Solving these 2 equation for $\displaystyle u'_{1}$ and $\displaystyle u'_{2}$ I get:
$\displaystyle u'_{1}=-sin(x)cos(x)$
$\displaystyle u'_{2}=cos^{2}(x)$

Integrating:
$\displaystyle u_{1}=\dfrac{cos^{2}(x)}{2}$
$\displaystyle u_{2}=\dfrac{x}{2}+\dfrac{1}{2}sin(x)cos(x)$

Using the formula:
$\displaystyle y=y_{c}+y_{p}$
$\displaystyle y=c_{1}sin(x)+c_{2}cos(x)+\dfrac{cos^{2}(x)}{2}+\d frac{x}{2}+\dfrac{1}{2}sin(x)cos(x)$

The solution should be:$\displaystyle y=c_{1}sin(x)+c_{2}cos(x) +\dfrac{1}{2}x sin(x)$
This is according to wolfram alpha:http://www.wolframalpha.com/input/?i...y%3Dcos%28x%29

2. You almost made it.
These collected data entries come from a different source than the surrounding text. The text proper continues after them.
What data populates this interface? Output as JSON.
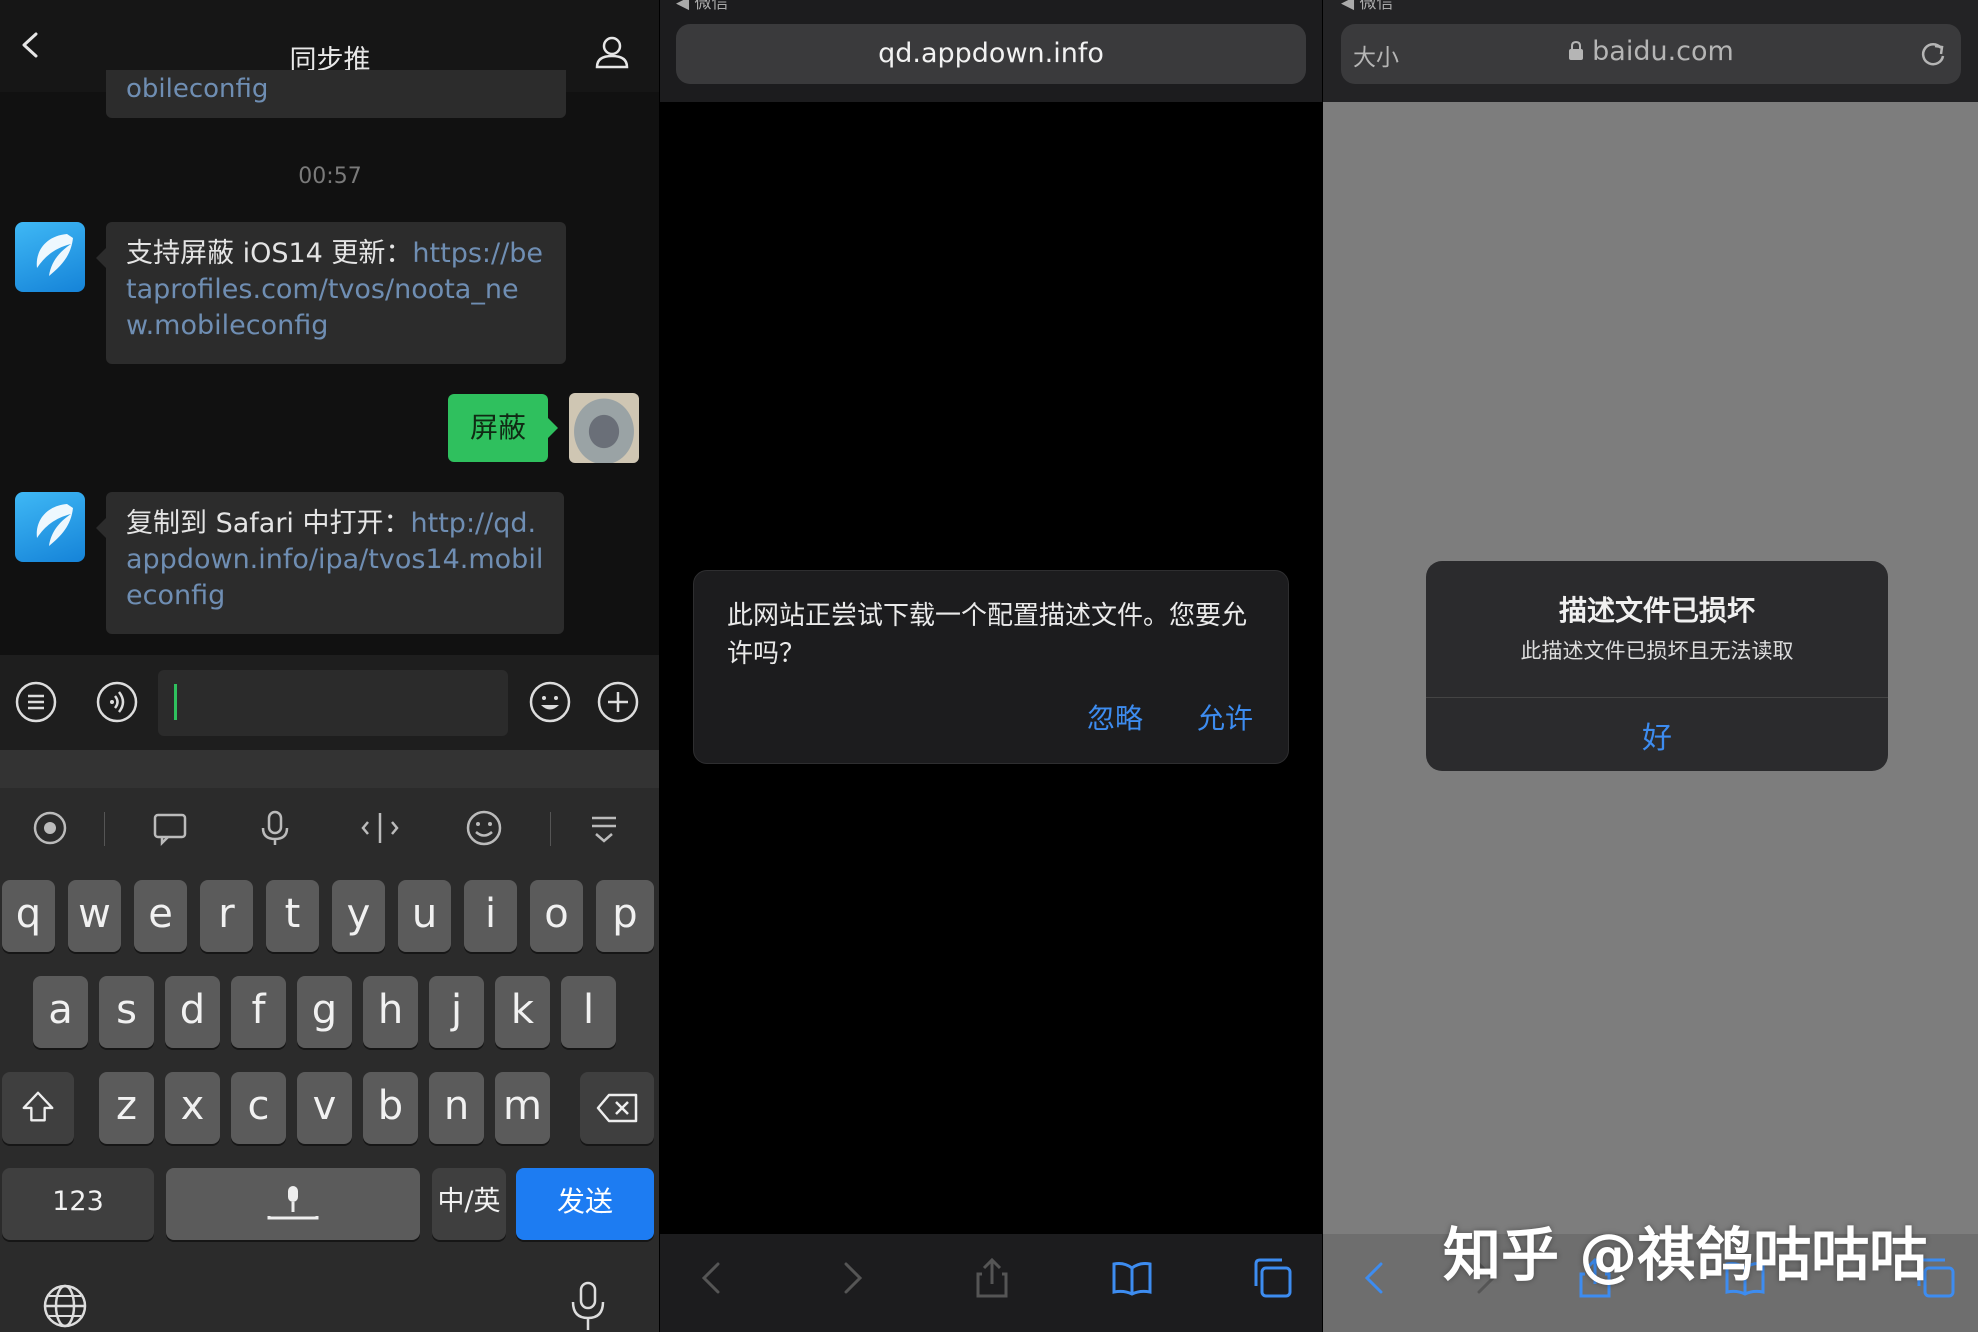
{
  "chat": {
    "title": "同步推",
    "prev_bubble_tail": "obileconfig",
    "time": "00:57",
    "messages": [
      {
        "text": "支持屏蔽 iOS14 更新：",
        "link": "https://betaprofiles.com/tvos/noota_new.mobileconfig"
      },
      {
        "text": "屏蔽"
      },
      {
        "text": "复制到 Safari 中打开：",
        "link": "http://qd.appdown.info/ipa/tvos14.mobileconfig"
      }
    ],
    "accent_color": "#2fc05e"
  },
  "keyboard": {
    "row1": [
      "q",
      "w",
      "e",
      "r",
      "t",
      "y",
      "u",
      "i",
      "o",
      "p"
    ],
    "row2": [
      "a",
      "s",
      "d",
      "f",
      "g",
      "h",
      "j",
      "k",
      "l"
    ],
    "row3": [
      "z",
      "x",
      "c",
      "v",
      "b",
      "n",
      "m"
    ],
    "numbers_key": "123",
    "lang_key": "中/英",
    "send_key": "发送"
  },
  "safari": {
    "status_label": "◀ 微信",
    "url": "qd.appdown.info",
    "alert_message": "此网站正尝试下载一个配置描述文件。您要允许吗？",
    "ignore": "忽略",
    "allow": "允许"
  },
  "profile_error": {
    "status_label": "◀ 微信",
    "text_size": "大小",
    "domain": "baidu.com",
    "title": "描述文件已损坏",
    "message": "此描述文件已损坏且无法读取",
    "ok": "好"
  },
  "watermark": "知乎 @祺鸽咕咕咕"
}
Your solution for $\displaystyle u_1\text{ and }u_2$ is correct, but you need to plug those into the equation for $\displaystyle y_p$:

$\displaystyle y_p=u_1\cos(x)+u_2\sin(x)$

$\displaystyle y_p=\frac{cos^{2}(x)}{2}cos(x)+\left(\frac{x}{2}+\ frac{1}{2}cos(x)sin(x)\right)sin(x)$

$\displaystyle y_p=\frac{cos^{2}(x)}{2}cos(x)+\frac{x}{2}sin(x)+\ frac{1}{2}cos(x)sin^{2}(x)$

and the first and third terms combine using $\displaystyle cos^2(x)+sin^2(x)=1$

$\displaystyle y_p=\frac{1}{2}cos(x)+\frac{1}{2}xsin(x)$

And the first term is absorbed into the homogeneous solution.
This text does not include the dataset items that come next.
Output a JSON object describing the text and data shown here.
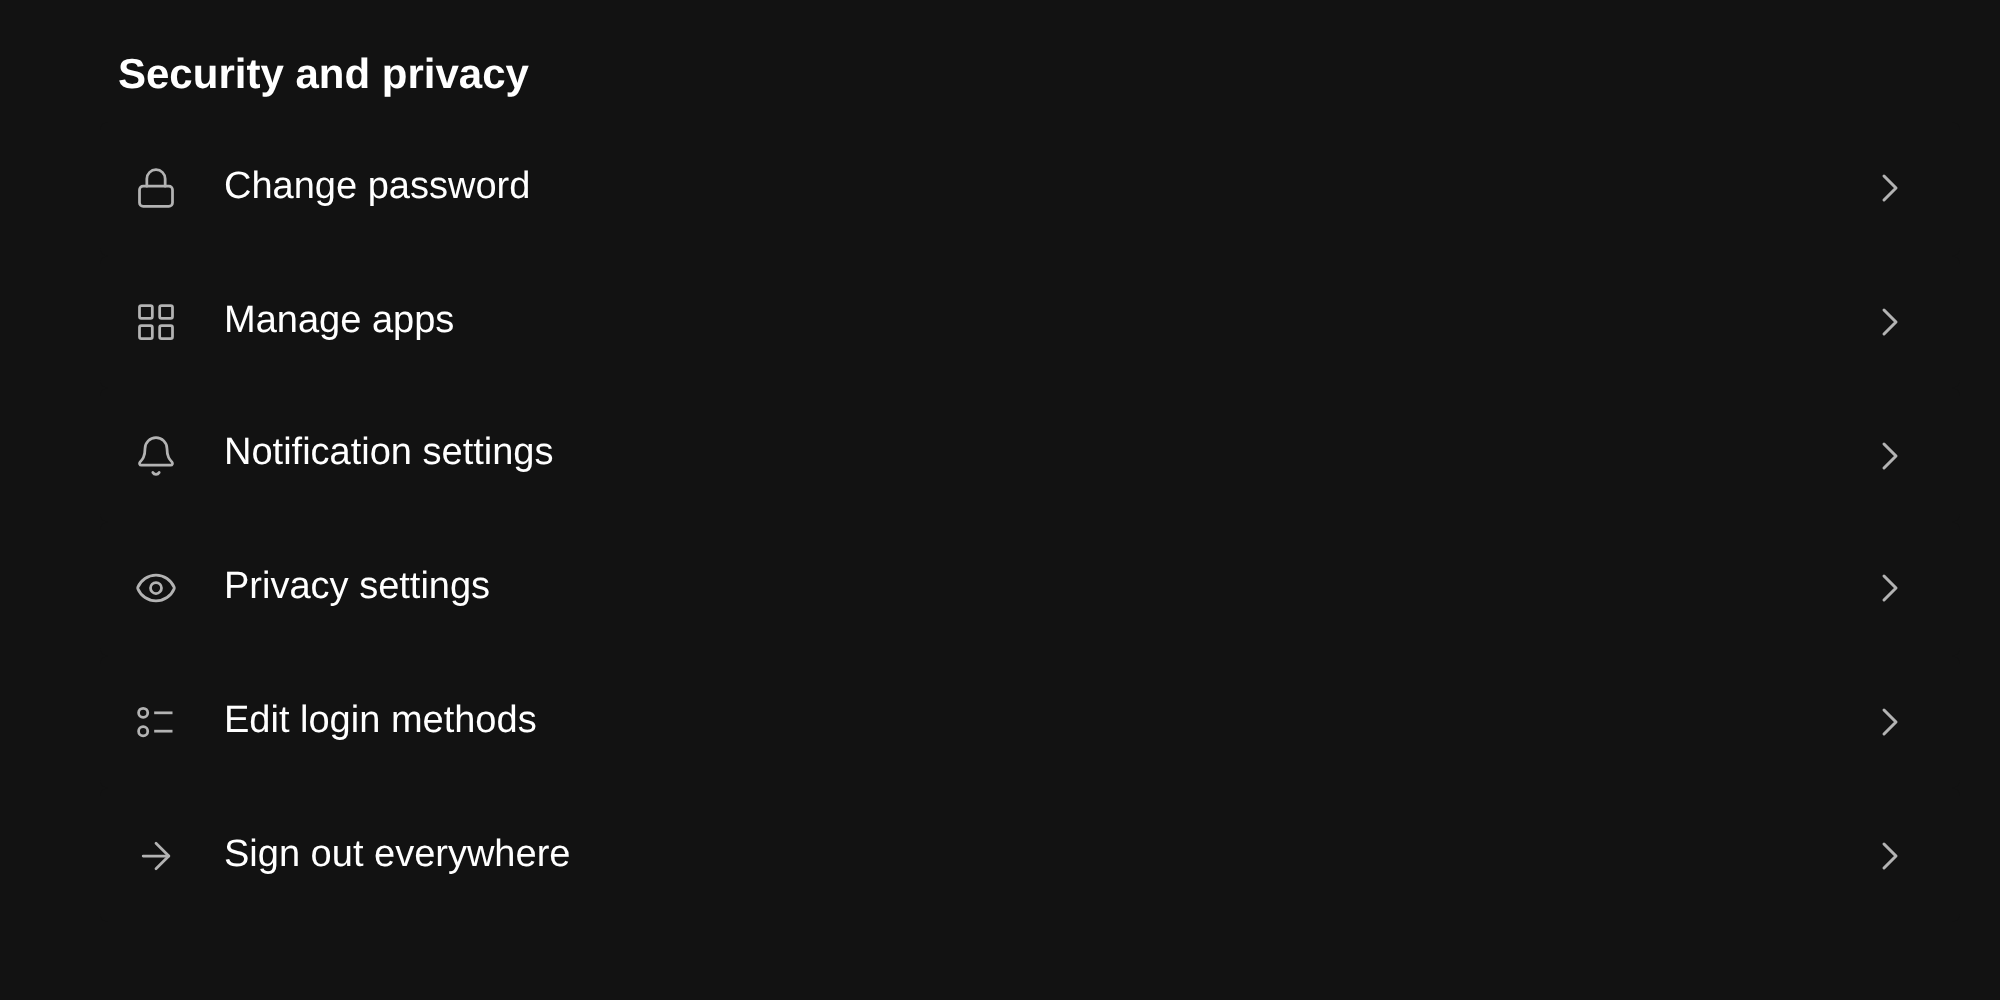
{
  "section": {
    "title": "Security and privacy"
  },
  "items": [
    {
      "label": "Change password"
    },
    {
      "label": "Manage apps"
    },
    {
      "label": "Notification settings"
    },
    {
      "label": "Privacy settings"
    },
    {
      "label": "Edit login methods"
    },
    {
      "label": "Sign out everywhere"
    }
  ]
}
Post again if you are still having trouble.

3. ## thanks!

Now i know how to do this. Thanks.

There was one other part of the problem that I was a little unsure of:
First I found the solution to the homogeneous equation:

Okay, this should be simple but I am not quite sure.
$\displaystyle m=\sqrt{i}$ or $\displaystyle m=-\sqrt{i}$

That makes the solution to the homogeneous equation:
$\displaystyle y_{c}=c_{1}e^{ix}+c_{2}e^{-ix}$

Using euler's method:
$\displaystyle y_{c}=c_{1}(cos(x)+i sin(x))+c_{2}(cos(-x)+i sin(-x))$
$\displaystyle y_{c}=c_{1}cos(x)+c_{1}isin(x)+c_{2}cos(x)-c_{2}isin(x)$

How does this simplify to ?
Or mabye this process is wrong..

4. Originally Posted by snaes
Now i know how to do this. Thanks.

There was one other part of the problem that I was a little unsure of:
First I found the solution to the homogeneous equation:

Okay, this should be simple but I am not quite sure.
$\displaystyle m=\sqrt{i}$ or $\displaystyle m=-\sqrt{i}$

That makes the solution to the homogeneous equation:
$\displaystyle y_{c}=c_{1}e^{ix}+c_{2}e^{-ix}$

Using euler's method:
$\displaystyle y_{c}=c_{1}(cos(x)+i sin(x))+c_{2}(cos(-x)+i sin(-x))$
$\displaystyle y_{c}=c_{1}cos(x)+c_{1}isin(x)+c_{2}cos(x)-c_{2}isin(x)$

How does this simplify to ?
Or mabye this process is wrong..
you are almost there

$\displaystyle y_{c}=c_{1}cos(x)+c_{1}isin(x)+c_{2}cos(x)-c_{2}isin(x)$

$\displaystyle y = (c_{1} + c_{2})\cos{x} + (c_{1}i - c_{2}i)\sin{x}$

now you can just say

$\displaystyle c_{1} + c_{2} = c_{3}$

and

$\displaystyle c_{1}i - c_{2}i = c_{4}$

combine that all together and you get

$\displaystyle y= c_{3}\cos{x} + c_{4}\sin{x}$

5. ## Thanks!

Thanks for finishing that off for me.